# questions before coming to the range



## warmowed (May 3, 2011)

hey im really new here and me,my step dad and a friend want to come down to the range and we know the proper etiquette but we need to know some basic things about the range.
1-when do most people show up is it a Friday or Saturday or another day
2-how many lanes do you have?
3-If there is a wait how long is it like 10 minutes or 50 minutes
4-is there a fee for having 3+ people or is it just standard admission
thank you for any help given


----------



## kg333 (May 19, 2008)

warmowed said:


> hey im really new here and me,my step dad and a friend want to come down to the range and we know the proper etiquette but we need to know some basic things about the range.
> 1-when do most people show up is it a Friday or Saturday or another day
> 2-how many lanes do you have?
> 3-If there is a wait how long is it like 10 minutes or 50 minutes
> ...


1. Range gets busy almost every evening here, more so on Saturdays. Weekday afternoons are quiet if you aren't working.

2. Generally one, you can rent more if you so choose.

3. Never have had to wait, but Bud's has a large range, and I generally don't go on Saturdays.

4. Depends on the range. Bud's charges extra for every person on the lane, with a max of 3. Other ranges I've been to just put a maximum of 2 or 3 people per lane, and make you rent more lanes if you have more than that.

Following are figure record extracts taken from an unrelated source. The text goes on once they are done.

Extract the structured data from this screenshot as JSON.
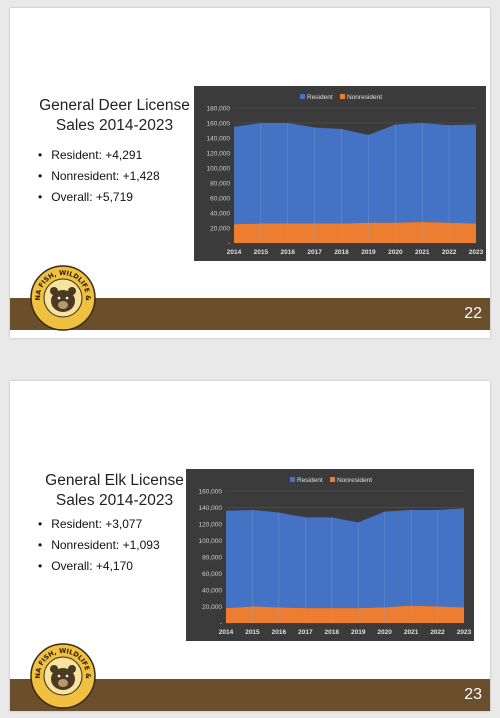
{
  "slides": [
    {
      "title": "General Deer License Sales 2014-2023",
      "bullets": [
        "Resident: +4,291",
        "Nonresident: +1,428",
        "Overall: +5,719"
      ],
      "page_number": "22",
      "logo": {
        "text": "MONTANA FISH, WILDLIFE & PARKS",
        "icon": "bear-icon"
      }
    },
    {
      "title": "General Elk License Sales 2014-2023",
      "bullets": [
        "Resident: +3,077",
        "Nonresident: +1,093",
        "Overall: +4,170"
      ],
      "page_number": "23",
      "logo": {
        "text": "MONTANA FISH, WILDLIFE & PARKS",
        "icon": "bear-icon"
      }
    }
  ],
  "chart_data": [
    {
      "type": "area",
      "stacked": true,
      "categories": [
        "2014",
        "2015",
        "2016",
        "2017",
        "2018",
        "2019",
        "2020",
        "2021",
        "2022",
        "2023"
      ],
      "series": [
        {
          "name": "Resident",
          "color": "#4472c4",
          "values": [
            130000,
            134000,
            134000,
            128000,
            126000,
            117000,
            131000,
            132000,
            130000,
            132000
          ]
        },
        {
          "name": "Nonresident",
          "color": "#ed7d31",
          "values": [
            25000,
            26000,
            26000,
            26000,
            26000,
            27000,
            27000,
            28000,
            27000,
            26000
          ]
        }
      ],
      "yticks": [
        "180,000",
        "160,000",
        "140,000",
        "120,000",
        "100,000",
        "80,000",
        "60,000",
        "40,000",
        "20,000",
        "-"
      ],
      "ylim": [
        0,
        180000
      ],
      "legend": "top",
      "grid": true
    },
    {
      "type": "area",
      "stacked": true,
      "categories": [
        "2014",
        "2015",
        "2016",
        "2017",
        "2018",
        "2019",
        "2020",
        "2021",
        "2022",
        "2023"
      ],
      "series": [
        {
          "name": "Resident",
          "color": "#4472c4",
          "values": [
            118000,
            117000,
            115000,
            110000,
            110000,
            104000,
            116000,
            116000,
            117000,
            120000
          ]
        },
        {
          "name": "Nonresident",
          "color": "#ed7d31",
          "values": [
            18000,
            20000,
            19000,
            18000,
            18000,
            18000,
            19000,
            21000,
            20000,
            19000
          ]
        }
      ],
      "yticks": [
        "160,000",
        "140,000",
        "120,000",
        "100,000",
        "80,000",
        "60,000",
        "40,000",
        "20,000",
        "-"
      ],
      "ylim": [
        0,
        160000
      ],
      "legend": "top",
      "grid": true
    }
  ]
}
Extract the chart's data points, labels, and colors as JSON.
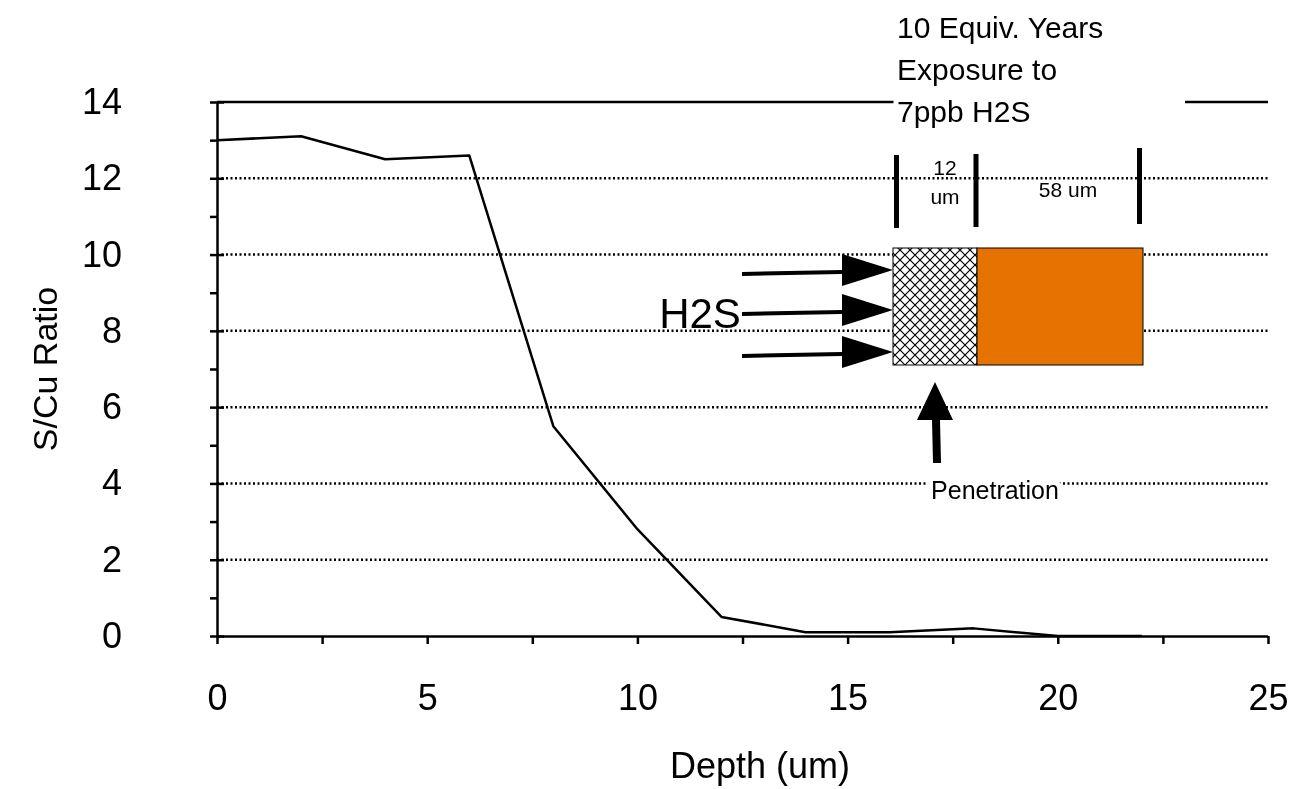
{
  "chart_data": {
    "type": "line",
    "xlabel": "Depth (um)",
    "ylabel": "S/Cu Ratio",
    "x": [
      0,
      2,
      4,
      6,
      8,
      10,
      12,
      14,
      16,
      18,
      20,
      22
    ],
    "series": [
      {
        "color": "#000000",
        "values": [
          13.0,
          13.1,
          12.5,
          12.6,
          5.5,
          2.8,
          0.5,
          0.1,
          0.1,
          0.2,
          0,
          0
        ]
      }
    ],
    "xlim": [
      0,
      25
    ],
    "ylim": [
      0,
      14
    ],
    "xticks": [
      0,
      {
        "value": 2.5,
        "label": null
      },
      5,
      {
        "value": 7.5,
        "label": null
      },
      10,
      {
        "value": 12.5,
        "label": null
      },
      15,
      {
        "value": 17.5,
        "label": null
      },
      20,
      {
        "value": 22.5,
        "label": null
      },
      25
    ],
    "yticks": [
      0,
      {
        "value": 1,
        "label": null
      },
      2,
      {
        "value": 3,
        "label": null
      },
      4,
      {
        "value": 5,
        "label": null
      },
      6,
      {
        "value": 7,
        "label": null
      },
      8,
      {
        "value": 9,
        "label": null
      },
      10,
      {
        "value": 11,
        "label": null
      },
      12,
      {
        "value": 13,
        "label": null
      },
      14
    ],
    "grid": "y",
    "marker": "none",
    "line_style": "solid",
    "annotations": [
      "10 Equiv. Years Exposure to 7ppb H2S",
      "12 um",
      "58 um",
      "H2S",
      "Penetration"
    ]
  }
}
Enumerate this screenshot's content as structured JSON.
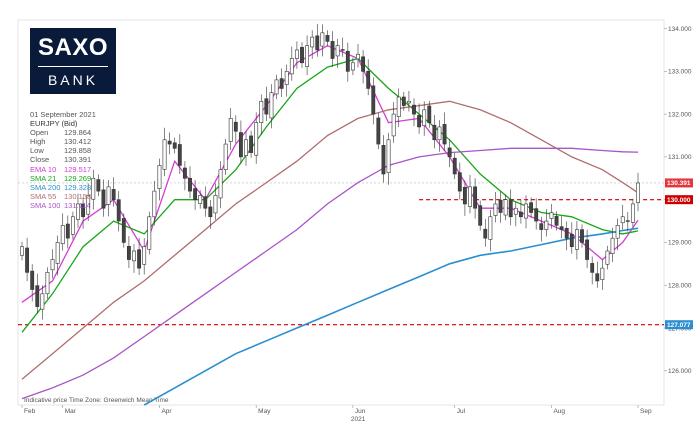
{
  "brand": {
    "line1": "SAXO",
    "line2": "BANK"
  },
  "info": {
    "date": "01 September 2021",
    "instrument": "EURJPY (Bid)",
    "rows": [
      {
        "label": "Open",
        "value": "129.864",
        "color": "#555555"
      },
      {
        "label": "High",
        "value": "130.412",
        "color": "#555555"
      },
      {
        "label": "Low",
        "value": "129.858",
        "color": "#555555"
      },
      {
        "label": "Close",
        "value": "130.391",
        "color": "#555555"
      },
      {
        "label": "EMA 10",
        "value": "129.517",
        "color": "#d63cd6"
      },
      {
        "label": "SMA 21",
        "value": "129.269",
        "color": "#1aa51a"
      },
      {
        "label": "SMA 200",
        "value": "129.328",
        "color": "#2b8fcf"
      },
      {
        "label": "SMA 55",
        "value": "130.158",
        "color": "#b06d6d"
      },
      {
        "label": "SMA 100",
        "value": "131.114",
        "color": "#a855c8"
      }
    ]
  },
  "chart_data": {
    "type": "candlestick",
    "title": "EURJPY (Bid)",
    "ylim": [
      125.2,
      134.2
    ],
    "y_ticks": [
      "126.000",
      "127.000",
      "128.000",
      "129.000",
      "130.000",
      "131.000",
      "132.000",
      "133.000",
      "134.000"
    ],
    "x_ticks": [
      "Feb",
      "Mar",
      "Apr",
      "May",
      "Jun",
      "Jul",
      "Aug",
      "Sep"
    ],
    "x_year": "2021",
    "footer": "Indicative price    Time Zone: Greenwich Mean Time",
    "price_points": [
      [
        0,
        128.9
      ],
      [
        1,
        128.3
      ],
      [
        2,
        127.9
      ],
      [
        3,
        127.5
      ],
      [
        4,
        127.8
      ],
      [
        5,
        128.3
      ],
      [
        6,
        128.6
      ],
      [
        7,
        129.0
      ],
      [
        8,
        129.4
      ],
      [
        9,
        129.1
      ],
      [
        10,
        129.6
      ],
      [
        11,
        129.9
      ],
      [
        12,
        129.6
      ],
      [
        13,
        130.1
      ],
      [
        14,
        130.5
      ],
      [
        15,
        130.2
      ],
      [
        16,
        129.8
      ],
      [
        17,
        130.3
      ],
      [
        18,
        130.0
      ],
      [
        19,
        129.5
      ],
      [
        20,
        129.0
      ],
      [
        21,
        128.6
      ],
      [
        22,
        128.8
      ],
      [
        23,
        128.4
      ],
      [
        24,
        128.9
      ],
      [
        25,
        129.6
      ],
      [
        26,
        130.2
      ],
      [
        27,
        130.8
      ],
      [
        28,
        131.4
      ],
      [
        29,
        131.3
      ],
      [
        30,
        131.2
      ],
      [
        31,
        130.8
      ],
      [
        32,
        130.5
      ],
      [
        33,
        130.2
      ],
      [
        34,
        130.0
      ],
      [
        35,
        130.1
      ],
      [
        36,
        129.8
      ],
      [
        37,
        129.6
      ],
      [
        38,
        130.1
      ],
      [
        39,
        130.7
      ],
      [
        40,
        131.3
      ],
      [
        41,
        131.9
      ],
      [
        42,
        131.6
      ],
      [
        43,
        131.0
      ],
      [
        44,
        131.4
      ],
      [
        45,
        131.1
      ],
      [
        46,
        131.8
      ],
      [
        47,
        132.3
      ],
      [
        48,
        132.0
      ],
      [
        49,
        132.5
      ],
      [
        50,
        132.8
      ],
      [
        51,
        132.6
      ],
      [
        52,
        133.0
      ],
      [
        53,
        133.3
      ],
      [
        54,
        133.5
      ],
      [
        55,
        133.2
      ],
      [
        56,
        133.6
      ],
      [
        57,
        133.8
      ],
      [
        58,
        133.5
      ],
      [
        59,
        133.9
      ],
      [
        60,
        133.7
      ],
      [
        61,
        133.3
      ],
      [
        62,
        133.6
      ],
      [
        63,
        133.5
      ],
      [
        64,
        133.0
      ],
      [
        65,
        133.2
      ],
      [
        66,
        133.4
      ],
      [
        67,
        133.0
      ],
      [
        68,
        132.6
      ],
      [
        69,
        132.0
      ],
      [
        70,
        131.3
      ],
      [
        71,
        130.6
      ],
      [
        72,
        131.4
      ],
      [
        73,
        132.0
      ],
      [
        74,
        132.4
      ],
      [
        75,
        132.2
      ],
      [
        76,
        132.3
      ],
      [
        77,
        132.0
      ],
      [
        78,
        131.7
      ],
      [
        79,
        132.1
      ],
      [
        80,
        131.8
      ],
      [
        81,
        131.4
      ],
      [
        82,
        131.7
      ],
      [
        83,
        131.3
      ],
      [
        84,
        131.0
      ],
      [
        85,
        130.6
      ],
      [
        86,
        130.2
      ],
      [
        87,
        129.9
      ],
      [
        88,
        130.3
      ],
      [
        89,
        129.8
      ],
      [
        90,
        129.4
      ],
      [
        91,
        129.1
      ],
      [
        92,
        129.6
      ],
      [
        93,
        129.9
      ],
      [
        94,
        129.7
      ],
      [
        95,
        130.0
      ],
      [
        96,
        129.6
      ],
      [
        97,
        129.8
      ],
      [
        98,
        129.6
      ],
      [
        99,
        129.9
      ],
      [
        100,
        129.7
      ],
      [
        101,
        129.5
      ],
      [
        102,
        129.3
      ],
      [
        103,
        129.5
      ],
      [
        104,
        129.7
      ],
      [
        105,
        129.4
      ],
      [
        106,
        129.3
      ],
      [
        107,
        129.1
      ],
      [
        108,
        128.9
      ],
      [
        109,
        129.3
      ],
      [
        110,
        129.0
      ],
      [
        111,
        128.6
      ],
      [
        112,
        128.3
      ],
      [
        113,
        128.1
      ],
      [
        114,
        128.4
      ],
      [
        115,
        128.8
      ],
      [
        116,
        129.1
      ],
      [
        117,
        129.4
      ],
      [
        118,
        129.6
      ],
      [
        119,
        129.5
      ],
      [
        120,
        129.9
      ],
      [
        121,
        130.39
      ]
    ],
    "series": [
      {
        "name": "EMA 10",
        "color": "#d63cd6",
        "points": [
          [
            0,
            127.6
          ],
          [
            6,
            128.1
          ],
          [
            12,
            129.5
          ],
          [
            18,
            130.0
          ],
          [
            24,
            128.8
          ],
          [
            30,
            130.9
          ],
          [
            36,
            130.0
          ],
          [
            42,
            131.3
          ],
          [
            48,
            132.2
          ],
          [
            54,
            133.2
          ],
          [
            60,
            133.6
          ],
          [
            66,
            133.3
          ],
          [
            72,
            131.8
          ],
          [
            78,
            131.9
          ],
          [
            84,
            131.0
          ],
          [
            90,
            129.8
          ],
          [
            96,
            129.8
          ],
          [
            102,
            129.5
          ],
          [
            108,
            129.2
          ],
          [
            114,
            128.6
          ],
          [
            118,
            129.0
          ],
          [
            121,
            129.52
          ]
        ]
      },
      {
        "name": "SMA 21",
        "color": "#1aa51a",
        "points": [
          [
            0,
            126.9
          ],
          [
            6,
            127.8
          ],
          [
            12,
            128.9
          ],
          [
            18,
            129.5
          ],
          [
            24,
            129.2
          ],
          [
            30,
            130.0
          ],
          [
            36,
            130.0
          ],
          [
            42,
            130.7
          ],
          [
            48,
            131.7
          ],
          [
            54,
            132.6
          ],
          [
            60,
            133.1
          ],
          [
            66,
            133.3
          ],
          [
            72,
            132.6
          ],
          [
            78,
            132.0
          ],
          [
            84,
            131.4
          ],
          [
            90,
            130.6
          ],
          [
            96,
            130.0
          ],
          [
            102,
            129.7
          ],
          [
            108,
            129.6
          ],
          [
            114,
            129.3
          ],
          [
            118,
            129.2
          ],
          [
            121,
            129.27
          ]
        ]
      },
      {
        "name": "SMA 55",
        "color": "#b06d6d",
        "points": [
          [
            0,
            125.8
          ],
          [
            6,
            126.4
          ],
          [
            12,
            127.0
          ],
          [
            18,
            127.6
          ],
          [
            24,
            128.1
          ],
          [
            30,
            128.7
          ],
          [
            36,
            129.3
          ],
          [
            42,
            129.9
          ],
          [
            48,
            130.4
          ],
          [
            54,
            130.9
          ],
          [
            60,
            131.5
          ],
          [
            66,
            131.9
          ],
          [
            72,
            132.1
          ],
          [
            78,
            132.2
          ],
          [
            84,
            132.3
          ],
          [
            90,
            132.1
          ],
          [
            96,
            131.8
          ],
          [
            102,
            131.4
          ],
          [
            108,
            131.0
          ],
          [
            114,
            130.7
          ],
          [
            118,
            130.4
          ],
          [
            121,
            130.16
          ]
        ]
      },
      {
        "name": "SMA 100",
        "color": "#a855c8",
        "points": [
          [
            0,
            125.35
          ],
          [
            6,
            125.6
          ],
          [
            12,
            125.9
          ],
          [
            18,
            126.3
          ],
          [
            24,
            126.8
          ],
          [
            30,
            127.3
          ],
          [
            36,
            127.8
          ],
          [
            42,
            128.3
          ],
          [
            48,
            128.8
          ],
          [
            54,
            129.3
          ],
          [
            60,
            129.9
          ],
          [
            66,
            130.4
          ],
          [
            72,
            130.8
          ],
          [
            78,
            131.0
          ],
          [
            84,
            131.1
          ],
          [
            90,
            131.15
          ],
          [
            96,
            131.2
          ],
          [
            102,
            131.2
          ],
          [
            108,
            131.2
          ],
          [
            114,
            131.15
          ],
          [
            118,
            131.12
          ],
          [
            121,
            131.11
          ]
        ]
      },
      {
        "name": "SMA 200",
        "color": "#2b8fcf",
        "points": [
          [
            24,
            125.2
          ],
          [
            30,
            125.6
          ],
          [
            36,
            126.0
          ],
          [
            42,
            126.4
          ],
          [
            48,
            126.7
          ],
          [
            54,
            127.0
          ],
          [
            60,
            127.3
          ],
          [
            66,
            127.6
          ],
          [
            72,
            127.9
          ],
          [
            78,
            128.2
          ],
          [
            84,
            128.5
          ],
          [
            90,
            128.7
          ],
          [
            96,
            128.8
          ],
          [
            102,
            128.95
          ],
          [
            108,
            129.1
          ],
          [
            114,
            129.2
          ],
          [
            118,
            129.28
          ],
          [
            121,
            129.33
          ]
        ]
      }
    ],
    "levels": [
      {
        "value": 130.391,
        "label": "130.391",
        "color": "#e0383e",
        "style": "dotted-grey"
      },
      {
        "value": 130.0,
        "label": "130.000",
        "color": "#cc0000",
        "style": "dashed-red",
        "start_x": 78
      },
      {
        "value": 127.077,
        "label": "127.077",
        "color": "#cc0000",
        "style": "dashed-red",
        "tag_color": "#2b8fcf"
      }
    ]
  }
}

As far as general range advice, make sure you listen to the range officer at all times, and if it's your first trip, just tell the guy at the desk when you buy your range time. He'll either walk you through everything you need, or point you to someone who can. Also, keep your gun unloaded if you aren't at the line firing it, and whatever you do, make sure you don't accidentally hit the very serious looking gentleman with the precision target shooting .22 with your brass. :mrgreen:

Hope you have fun! It can be a bit nerve-racking at the range the first time, but you'll be over it quicker than you think.

KG


----------